All facilities under the ADA are required to be accessible to the extent feasible or provide "equivalent facilitation." No building type or use is exempt. Only some military facilities are exempt from the ABA requirements when used only by "able-bodied military personnel" according to the Access Board's document "Using the ABA Standards."


----------



## Msradell (Mar 18, 2019)

One argument in favor of make them make the bldg. ADA accessible is that many times I've seen ambulance services host various training seminars. There's no telling if someone with a disability may come to attend 1 of those.


----------



## mtlogcabin (Mar 18, 2019)

Families visit, public tours, school tours, bringing  an injured employee back on light duty employee. It is not  all about wheelchair users


----------



## steveray (Mar 19, 2019)

^^^^^^^^THIS....Think "temporarily able bodied" as a wise man once said....


----------



## Rick18071 (Mar 19, 2019)

I do not argue. I may say it's not just for wheelchairs and it's code and that they can appeal to the state appeal board if they don't like my decision.


----------



## classicT (Mar 19, 2019)

Another aspect is that businesses can go under. When the next company moves in, a remodel or change in occupancy may not happen.

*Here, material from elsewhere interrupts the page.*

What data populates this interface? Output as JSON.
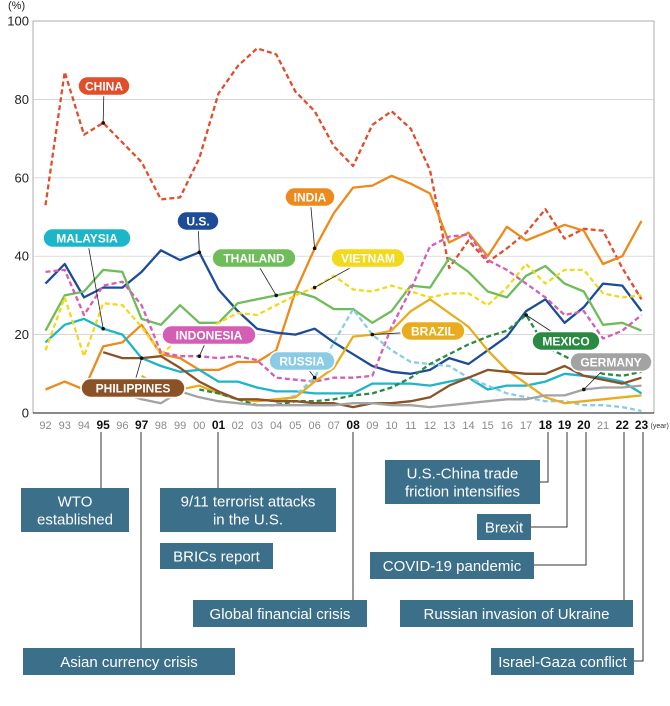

Buildings, regardless of the immediately intended use, must meet code.


----------



## Builder Bob (Mar 28, 2019)

title II ADA? what exception for government buildings?


----------



## ADAguy (Mar 28, 2019)

You are not aware that the ADA has 5 Titles?


----------



## Builder Bob (Mar 28, 2019)

Do yourself a favor and search DOJ letter of interpretations -CRT  Interpretation letter 789 usually quiets them down - The letter dated March 24, 1999 -is sent to Honorable Joe Scarborough US House of Representatives concerning accessibility of the second floor of firehouse.

The letter is in regard to the application of the new construction requirements of the 1990 ADA to the construction of fire stations. This is addressed to a title II building - another letter with another person addresses accessibility in title III buildings as well.

Although, we do not enforce ADA -  Designers, developers, contractors, and owners are suppose to abide by it.  The ICC/ ANSI A117.1 supports or exceeds ADA requirements in some aspects - 2017 ICC ANSI A117.1 has a 67" diameter turning radius now.


----------



## ADAguy (Mar 29, 2019)

Thank you for this cite Bob


----------